There is something of a job dissatisfaction epidemic in U.S. healthcare at the moment. Health Jobs, an online healthcare jobs recruitment service, says that the current talent shortage and dropping of standards among certain healthcare institutions is one of the reasons for this. This, however, is a reason that is closely related to the current vicissitudes of healthcare in this country; there are other reasons which are much more long standing. We can say that there will always be the phenomenon of job dissatisfaction, and one of the main reasons for this is that candidates simply don’t know what they’re getting in for when they begin their first healthcare job.
It sounds ridiculous, considering how much of a healthcare education is spent preparing candidates for their future roles, but the truth is that there is really no substitute for working full time as a healthcare professional. Think about it, how much can you really know about the daily grind from a short placement and the myriad “simulations” a healthcare education provides? This though leads us to a much more positive conclusion regarding healthcare education – it never stops.
Learning on the Job
Indeed, the thing that really makes you a doctor or a nurse is working as a doctor or a nurse – and not on a placement either. To some extent, this phenomenon is seen across professions, but it is particularly prominent within healthcare. Although this is not universal, healthcare institutions ought to realize this and provide continued education for employees who are actually working right now. This is because it is certainly possible to profitably advance your healthcare education, and therefore career, when you are already working in healthcare.
Part of doing this is the phenomenon of “turning a job into a career”, and it can either take the form of education as you work or employers paying for more formal education specifically for their employees. Nevertheless, the whole scene can be pretty complex and daunting, and you might be wondering, if you are already working in healthcare, how you can get started in further education. Here are two of the most common options:
Get A Degree Remotely
This option has little to do with the job you will be doing as you get that degree, except that working while you study will allow you not only to accrue genuine experience that is relevant to your studies, but it will also provide you with a source of income to pay for those studies. In that sense, the job is very much relevant to the education which is going on simultaneously.
In order to take this route, you will need to find an educational program that does not involve physically attending class. You will also need to be honest with yourself and be sure you are up to the double strain of working and studying. Pull it off, however, and it will not only make you more qualified, but you will also have extra experience. Furthermore, the fact you studied and worked at the same time will look mightily impressive on your resume.

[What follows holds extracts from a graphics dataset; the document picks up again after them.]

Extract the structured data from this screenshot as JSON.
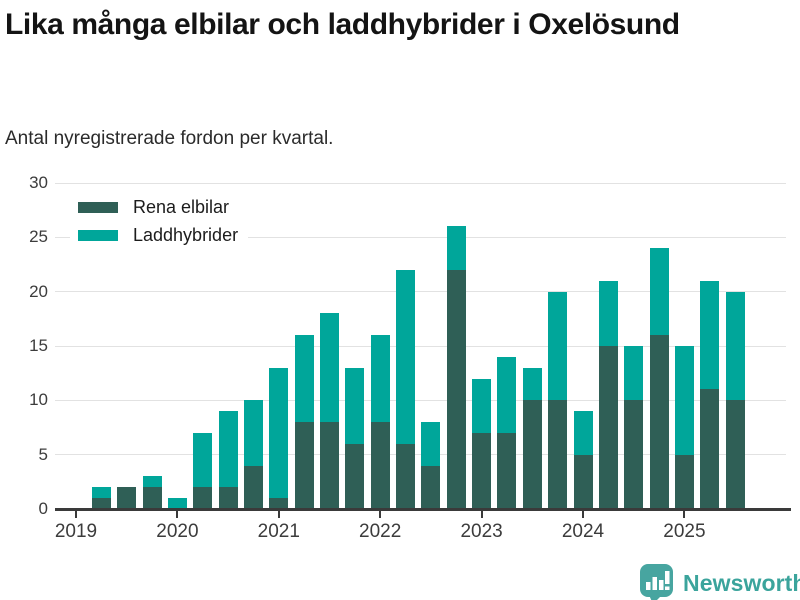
{
  "header": {
    "title": "Lika många elbilar och laddhybrider i Oxelösund",
    "subtitle": "Antal nyregistrerade fordon per kvartal."
  },
  "chart_data": {
    "type": "bar",
    "stacked": true,
    "title": "Lika många elbilar och laddhybrider i Oxelösund",
    "subtitle": "Antal nyregistrerade fordon per kvartal.",
    "categories": [
      "2019 Q1",
      "2019 Q2",
      "2019 Q3",
      "2019 Q4",
      "2020 Q1",
      "2020 Q2",
      "2020 Q3",
      "2020 Q4",
      "2021 Q1",
      "2021 Q2",
      "2021 Q3",
      "2021 Q4",
      "2022 Q1",
      "2022 Q2",
      "2022 Q3",
      "2022 Q4",
      "2023 Q1",
      "2023 Q2",
      "2023 Q3",
      "2023 Q4",
      "2024 Q1",
      "2024 Q2",
      "2024 Q3",
      "2024 Q4",
      "2025 Q1",
      "2025 Q2",
      "2025 Q3"
    ],
    "series": [
      {
        "name": "Rena elbilar",
        "color": "#2f5f56",
        "values": [
          0,
          1,
          2,
          2,
          0,
          2,
          2,
          4,
          1,
          8,
          8,
          6,
          8,
          6,
          4,
          22,
          7,
          7,
          10,
          10,
          5,
          15,
          10,
          16,
          5,
          11,
          10
        ]
      },
      {
        "name": "Laddhybrider",
        "color": "#00a69a",
        "values": [
          0,
          1,
          0,
          1,
          1,
          5,
          7,
          6,
          12,
          8,
          10,
          7,
          8,
          16,
          4,
          4,
          5,
          7,
          3,
          10,
          4,
          6,
          5,
          8,
          10,
          10,
          10
        ]
      }
    ],
    "totals": [
      0,
      2,
      2,
      3,
      1,
      7,
      9,
      10,
      13,
      16,
      18,
      13,
      16,
      22,
      8,
      26,
      12,
      14,
      13,
      20,
      9,
      21,
      15,
      24,
      15,
      21,
      20
    ],
    "year_ticks": [
      {
        "label": "2019",
        "index": 0
      },
      {
        "label": "2020",
        "index": 4
      },
      {
        "label": "2021",
        "index": 8
      },
      {
        "label": "2022",
        "index": 12
      },
      {
        "label": "2023",
        "index": 16
      },
      {
        "label": "2024",
        "index": 20
      },
      {
        "label": "2025",
        "index": 24
      }
    ],
    "yticks": [
      0,
      5,
      10,
      15,
      20,
      25,
      30
    ],
    "ylim": [
      0,
      30
    ],
    "xlabel": "",
    "ylabel": "",
    "grid": "horizontal",
    "legend_position": "top-left"
  },
  "colors": {
    "rena_elbilar": "#2f5f56",
    "laddhybrider": "#00a69a",
    "gridline": "#e2e2e2",
    "axis": "#3a3a3a",
    "logo": "#47a5a0",
    "brand_text": "#3ba49c"
  },
  "footer": {
    "brand": "Newsworthy"
  }
}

Take Part in the On-the-Job Training Schemes
This is where you learn skills relevant to the job and which you did not have on day one, within the institution where you are working. Taking part in such schemes will also impress your employers and possibly make you eligible for promotions. When you leave the job, the fact you trained there will make that reference letter all the more impressive.
Healthcare education cannot afford to stop as the whole expertise thing is changing too rapidly. This is truly learning something by doing it.